Anyway. Our lump of rock is now a lump of silicon metal.
99% pure.
But that’s not pure enough.
If we’re going to have computer chips with billions of transistors per cm, you cannot have ANY impurities. A lone atom will disrupt the flow of electrons and ruin the chip.
So on we go.

The chunks of silicon metal are transported (sometimes to the other side of the world) to a polysilicon plant.
There they undergo something called the Siemens process, where they’re effectively chemically disassembled and reassembled under heat and pressure.
It’s intense!

It involves (yet again) MASSIVE amounts of power and heat, but the end product are these slightly odd rods. Those are now very VERY pure silicon. At this stage they call this ultra-pure stuff "polysilicon". Here's how I describe it in #materialworld:

By now the silicon atom blasted out of the ground in Spain has been pummelled and smashed and heated and cooled numerous times and is part of an incredibly pure lump of silicon.
But it’s STILL nowhere near ready to get shipped off to a semiconductor plant to be turned into a chip

The issue is that while it's incredibly pure - one of the purest substances on the planet(!) the structure of the silicon atoms is amorphous.
That crystalline structure MATTERS.
Again, the more ORDERED the structure of atoms, the better electrons can flow.

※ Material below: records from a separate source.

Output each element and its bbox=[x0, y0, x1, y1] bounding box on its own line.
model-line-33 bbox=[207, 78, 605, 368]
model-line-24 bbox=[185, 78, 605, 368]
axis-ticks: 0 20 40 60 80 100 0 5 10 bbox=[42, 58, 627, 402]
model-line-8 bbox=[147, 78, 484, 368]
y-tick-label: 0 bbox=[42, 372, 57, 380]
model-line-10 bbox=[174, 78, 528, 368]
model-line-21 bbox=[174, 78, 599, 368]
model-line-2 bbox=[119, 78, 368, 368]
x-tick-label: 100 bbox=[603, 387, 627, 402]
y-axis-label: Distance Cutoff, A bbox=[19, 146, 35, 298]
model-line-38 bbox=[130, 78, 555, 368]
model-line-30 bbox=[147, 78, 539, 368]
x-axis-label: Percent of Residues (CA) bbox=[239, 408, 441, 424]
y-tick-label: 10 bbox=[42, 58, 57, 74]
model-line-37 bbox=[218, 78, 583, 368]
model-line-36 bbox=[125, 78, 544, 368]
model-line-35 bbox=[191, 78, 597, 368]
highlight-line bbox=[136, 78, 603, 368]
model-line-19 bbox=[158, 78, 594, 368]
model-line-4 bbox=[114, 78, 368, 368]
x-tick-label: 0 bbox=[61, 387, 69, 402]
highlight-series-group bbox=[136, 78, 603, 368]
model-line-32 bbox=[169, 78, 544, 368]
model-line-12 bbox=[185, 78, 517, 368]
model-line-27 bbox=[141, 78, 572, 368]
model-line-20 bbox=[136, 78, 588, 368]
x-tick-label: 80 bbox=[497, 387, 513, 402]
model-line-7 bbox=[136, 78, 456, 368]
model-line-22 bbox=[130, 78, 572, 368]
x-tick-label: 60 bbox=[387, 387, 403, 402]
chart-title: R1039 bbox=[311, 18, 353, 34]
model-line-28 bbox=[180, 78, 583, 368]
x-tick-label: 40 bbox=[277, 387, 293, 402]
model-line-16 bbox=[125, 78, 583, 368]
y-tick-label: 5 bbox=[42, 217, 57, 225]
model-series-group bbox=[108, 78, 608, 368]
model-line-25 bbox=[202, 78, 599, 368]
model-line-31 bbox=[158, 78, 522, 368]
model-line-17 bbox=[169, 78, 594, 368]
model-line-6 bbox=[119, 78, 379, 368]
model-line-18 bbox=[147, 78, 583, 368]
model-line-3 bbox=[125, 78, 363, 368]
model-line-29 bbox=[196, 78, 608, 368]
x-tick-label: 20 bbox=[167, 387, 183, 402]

Having a perfect crystalline structure is all the more important these days, now that transistors are so small they are nearly atom-scale.
Your smartphone simply wouldn’t have been possible without ultra pure, ultra ordered silicon - the stuff we’re making here.

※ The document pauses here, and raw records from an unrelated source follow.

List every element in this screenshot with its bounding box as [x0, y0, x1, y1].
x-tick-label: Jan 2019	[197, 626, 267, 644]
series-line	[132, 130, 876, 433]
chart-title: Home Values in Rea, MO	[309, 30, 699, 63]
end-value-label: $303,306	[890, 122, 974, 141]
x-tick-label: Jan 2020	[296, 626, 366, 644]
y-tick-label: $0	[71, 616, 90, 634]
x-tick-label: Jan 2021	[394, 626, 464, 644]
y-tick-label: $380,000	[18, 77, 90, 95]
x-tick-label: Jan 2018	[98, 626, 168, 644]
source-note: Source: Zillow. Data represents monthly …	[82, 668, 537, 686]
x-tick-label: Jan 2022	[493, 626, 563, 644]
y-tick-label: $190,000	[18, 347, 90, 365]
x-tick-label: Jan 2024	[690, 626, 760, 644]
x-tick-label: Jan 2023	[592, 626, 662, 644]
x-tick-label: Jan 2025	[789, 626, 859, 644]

So now the polysilicon produced via the Siemens process is ground up into a powder and shipped off to another plant (again, poss on the other side of the world) to undergo another transformative process: the Czochralski Process.

The tale of Jan Czochralski, the guy who came up with this process, is a whole fascinating side-story I'll cover another time. He was one of the great unsung heroes of the modern age. More than a century ago he (accidentally) worked out how to make truly perfect metal crystals.

Long story short, that ultra pure polysilicon is melted down in a crucible in a controlled environment filled with argon gas (any impurities would ruin everything!).
A seed crystal is dipped into the molten solution & is slowly pulled and rotated upwards, creating a long cylinder

The finished product is called a silicon boule.
This odd thing is quite literally one of the most perfect things humankind has ever made.
The closest thing to perfection.
A totally ordered, totally pure crystal of silicon.
Here I am looking v happy holding the end of one. Heavy!

That perfect silicon sausage is then sliced and buffed and polished over the course of weeks or months. Doing this, by the way, is super hard. Shin-Etsu, one company I talked to about this, don’t EVER let anyone in to see this in case people steal its secrets. Especially China.

The finished product is this.
A totally pure, essentially perfect circular wafer of silicon.
This is what is shipped to TSMC and other semiconductor manufacturers, where they begin their part in the wondrous process of creating computer chips.
What began as rock is now perfect!

The point here is that even BEFORE the bit we’re more familiar with - the etching and deposition at a semiconductor fab - the silicon has poss been around the world a few times.
It’s been transformed again and again, in mind-bending ways.
And this is the bit we rarely hear about!

And all to provide the silicon many semiconductor experts assume began as a grain of sand.
But it didn’t.
As you now know!
That atom of silicon’s journey is, to me at least, JUST as amazing as the journey that follows, where it’s turned into that thing in your smartphone.

It’s just one of the stories in #materialworld.
I started out asking the same thing I did re silicon:
Where the stuff we use every day actually COMES from.
What do we DO to turn it into everyday products?